Campaigning Democrats challenge Bush tax cuts

? Attacking President Bush’s tax-cutting efforts, two Democratic contenders for the White House in 2004 called for repealing the $1.65 trillion plan Congress passed two years ago.

A third advocated a freeze in the phased-in reductions.

Courting party activists a year before the opening of the presidential nominating season, Richard Gephardt, Howard Dean and John Kerry said Democrats must present a clear alternative to Bush if they hope to retake the White House from the GOP.

Gephardt, a congressman from Missouri, released a plan to repeal Bush’s tax cut, using the money for a national health insurance system.

Dean, a former Vermont governor, said the government should take back the 2001 tax cuts. “The president’s tax cuts were a mistake,” he said. “They’ve done nothing for the economy and they went to the wrong people.”

Gephardt and Dean met with key Democratic advocates, while Massachusetts Sen. Kerry hosted hundreds of party faithful at a breakfast. All three were attending a county fund-raiser in eastern Iowa on Saturday night.

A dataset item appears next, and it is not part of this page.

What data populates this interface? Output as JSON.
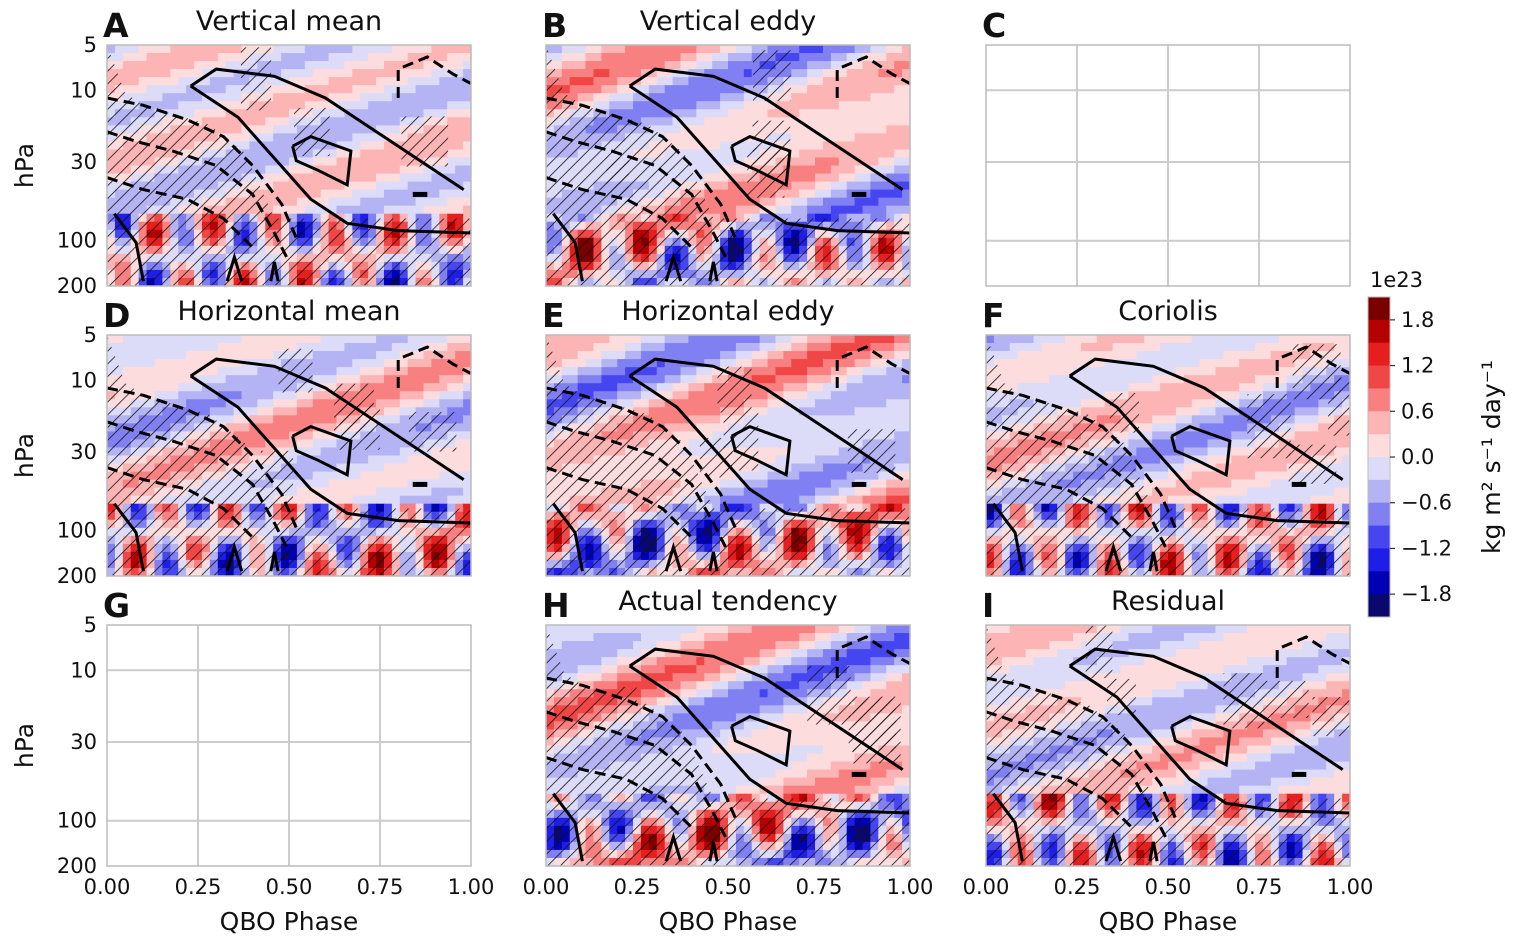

“I say no new tax cuts and that includes the new Bush tax cuts that are set up in what we passed a year ago,” Kerry said. “The country can’t afford it. In effect it is a transfer from Medicare and Social Security to the wealthiest of Americans and under any standard of decency and common sense and fairness it doesn’t pass muster.”

They all said Democrats should not fear challenging a president with relatively high poll standings.

“You can’t beat George Bush by saying I’m going to do a lot of the same things George Bush is doing,” said Gephardt. “If you lay out a clear, distinct, bold, realistic alternative, then I think people will listen.”

Added Dean: “I want to get out there and make the unambiguous Democratic case. I think the American people want a Democratic message.”

Kerry said the party was faced with the challenge of defining itself as it heads into the primary season.

“We can’t afford to transfer money to the wealthiest of Americans,” he said. “That is precisely what is at stake in this campaign and the Democratic Party either stands up for that or it should stop being an individual party because there’s nothing to define it.”